Background/aims: KIT receptor has been implicated in the pathogenesis of cancer, either by mutation or autocrine activation. Merkel cell carcinoma (MCC) is a rare KIT-positive cutaneous tumor. We investigated the co-expression of KIT and its ligand stem cell factor (SCF) in MCC.

Methods: Sixteen specimens from 13 MCC patients of various tumor stages were examined by immunohistochemistry for SCF, KIT, Ki67/MIB-1 and cleaved caspase 3 expression, and for apoptosis by TUNEL.

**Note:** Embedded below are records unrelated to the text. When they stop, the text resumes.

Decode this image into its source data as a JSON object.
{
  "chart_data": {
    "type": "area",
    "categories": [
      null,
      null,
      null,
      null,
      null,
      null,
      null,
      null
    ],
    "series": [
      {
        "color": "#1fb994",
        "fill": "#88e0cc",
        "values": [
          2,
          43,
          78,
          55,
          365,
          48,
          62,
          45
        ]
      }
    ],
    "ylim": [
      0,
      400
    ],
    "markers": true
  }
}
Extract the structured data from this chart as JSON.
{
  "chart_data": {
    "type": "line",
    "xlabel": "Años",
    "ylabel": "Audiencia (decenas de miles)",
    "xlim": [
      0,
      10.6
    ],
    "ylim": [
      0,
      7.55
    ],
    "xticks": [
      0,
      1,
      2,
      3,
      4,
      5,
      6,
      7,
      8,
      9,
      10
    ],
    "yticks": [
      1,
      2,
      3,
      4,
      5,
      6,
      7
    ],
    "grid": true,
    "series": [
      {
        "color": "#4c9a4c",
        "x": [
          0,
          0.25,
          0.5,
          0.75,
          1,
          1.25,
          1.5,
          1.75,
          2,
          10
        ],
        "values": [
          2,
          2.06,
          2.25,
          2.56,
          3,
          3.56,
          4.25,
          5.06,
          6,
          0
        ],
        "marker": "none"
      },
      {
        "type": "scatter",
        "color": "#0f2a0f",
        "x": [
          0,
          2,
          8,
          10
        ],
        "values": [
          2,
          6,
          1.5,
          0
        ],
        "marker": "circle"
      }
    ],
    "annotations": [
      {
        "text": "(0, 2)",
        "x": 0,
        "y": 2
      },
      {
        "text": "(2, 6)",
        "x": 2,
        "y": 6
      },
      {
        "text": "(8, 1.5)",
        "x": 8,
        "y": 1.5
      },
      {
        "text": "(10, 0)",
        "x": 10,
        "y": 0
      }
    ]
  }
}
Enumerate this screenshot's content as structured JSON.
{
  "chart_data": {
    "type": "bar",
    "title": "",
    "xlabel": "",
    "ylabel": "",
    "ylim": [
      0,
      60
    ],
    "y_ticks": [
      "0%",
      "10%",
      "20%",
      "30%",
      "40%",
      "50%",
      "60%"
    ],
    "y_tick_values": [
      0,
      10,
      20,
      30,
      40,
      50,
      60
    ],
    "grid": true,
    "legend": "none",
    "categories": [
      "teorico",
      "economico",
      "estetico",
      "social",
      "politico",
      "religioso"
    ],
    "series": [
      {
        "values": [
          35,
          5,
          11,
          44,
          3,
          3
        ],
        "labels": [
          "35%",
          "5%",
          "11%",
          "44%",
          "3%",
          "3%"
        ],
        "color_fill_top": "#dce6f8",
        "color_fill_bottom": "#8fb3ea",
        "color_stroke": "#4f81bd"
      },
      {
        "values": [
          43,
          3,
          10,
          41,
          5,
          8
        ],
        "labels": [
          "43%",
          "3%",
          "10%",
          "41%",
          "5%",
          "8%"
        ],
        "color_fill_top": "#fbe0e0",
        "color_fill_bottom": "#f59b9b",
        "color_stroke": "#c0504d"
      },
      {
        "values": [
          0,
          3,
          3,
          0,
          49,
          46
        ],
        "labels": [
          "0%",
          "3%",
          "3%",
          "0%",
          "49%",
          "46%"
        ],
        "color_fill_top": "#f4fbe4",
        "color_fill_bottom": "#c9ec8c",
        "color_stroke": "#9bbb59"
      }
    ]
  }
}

Results: KIT was expressed in 13 of 16 tumors, and SCF in 15 of 16 specimens. Co-expression of KIT and SCF was detected in 12 of 16 tumors. KIT and SCF immunoreactivity scores were independent of tumor stage. Ki67/MIB-1 proliferation rates were high, whereas apoptosis rates were low, and did not depend on KIT or SCF expression.

Conclusion: Co-expression of KIT and SCF in a high percentage of MCC tumors hints to an autocrine mechanism. KIT and SCF expression in primary tumors and in metastases suggests an early event in Merkel cell transformation.